According to California Senator Barbara Boxer, 1.8 million existing construction jobs and 1.0 million new construction jobs hang in the balance, while Congress twiddles its thumbs.

Chicago Grand Jury Returns Minority Set Aside Indictments

A federal Grand Jury in Chicago has followed up U. S. Attorney criminal informations with indictments of Elizabeth Perino and Anthony Capello, owners of two sham minority subcontracting firms which posed as woman owned businesses on City of Chicago construction contracts, but passed through more than $200 million of actual work to non-monority or woman owned firms, in violation of set aside rules.
Tracking criminal informations unsealed last month, the indictments accuse three subcontractors on City of Chicago contracts worth millions of dollars of defrauding the taxpayers by falsely claiming to have worked as certified woman owned or disadvantaaged businesses for which a percentage of work is set aside in City of Chicago contracting requirements. Perdel Contracting and Accurate Steel Installers, owned by Elizabeth Perino of Lockport and Diamond Coring, owned by Anthony Cappello of Homer Glen, are accused of submitting false invoices and purchase orders in support of minority and disadvantaged business set aside requirements on City of Chicago contracts with McHugh Construction Company. McHugh has not been accused of wrongdoing in the criminal charges.

Responding to the indictments, Chicago Mayor Rahm Emmanuel pledged to appropriate $11 million for better oversight of the city’ construction set asides.

Construction Spending Gyrations Continue

Commerce Deartment figures released last week show construction spending in the United States down 0.1% overall, with sharp downturns in factory, hotel and power plant construction. A deep decline in federal government construction spending was partly offset by increases in state and local government construction outlays.

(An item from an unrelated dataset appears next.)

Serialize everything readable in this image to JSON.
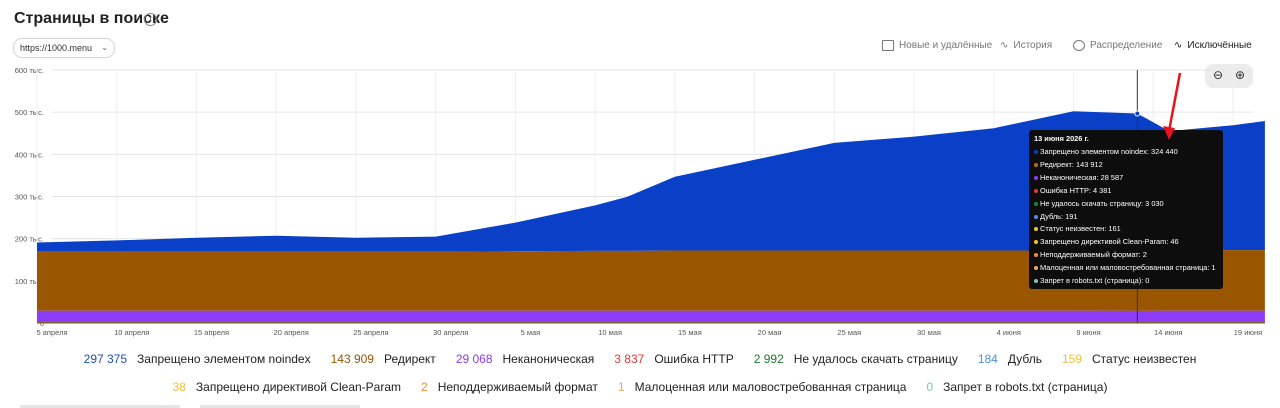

Residential building rose 1.8%, led by considerable gains in single family home construction.  The current pace of overall construction spending remains 32% lower than it was at the height of the housing construction boom.

Mayor Emmanuel Announces Chicago Infrastructure Trust

With the think tank promoted concept of revenue stream repayment to private investors in government infrastructure construction projects languishing in legislative limbo in Washington DC and Springfield, Chicago’s newly elected Mayor Rahm Emmanuel has stuck out his neck with the announcement of formation of a Chicago Infrastructure Trust to attract private funding for city building energy retrofits, a rapid ride bus system, and extension of the southern end of the CTA red line light rail service.  Local officials of Citibank and JP Morgan Asset Management have expressed “preliminary non-binding interest” in ivesting in the Trust.

Emmanuel made the announcement in a speech to Carpenter Union trainees at an appresticeship shop March 1, 2012. Acknowledging the ongoing declines in federal and state funding for infrastructure construction, Emmanuel told the aspiring union carpenters “Our needs are growing. I can either look at that challenge, and stare at it hoping it gets better, or do something about it.” Whether the “non-binding interest” by private investors will materialze into real dollars invested remains to be seen.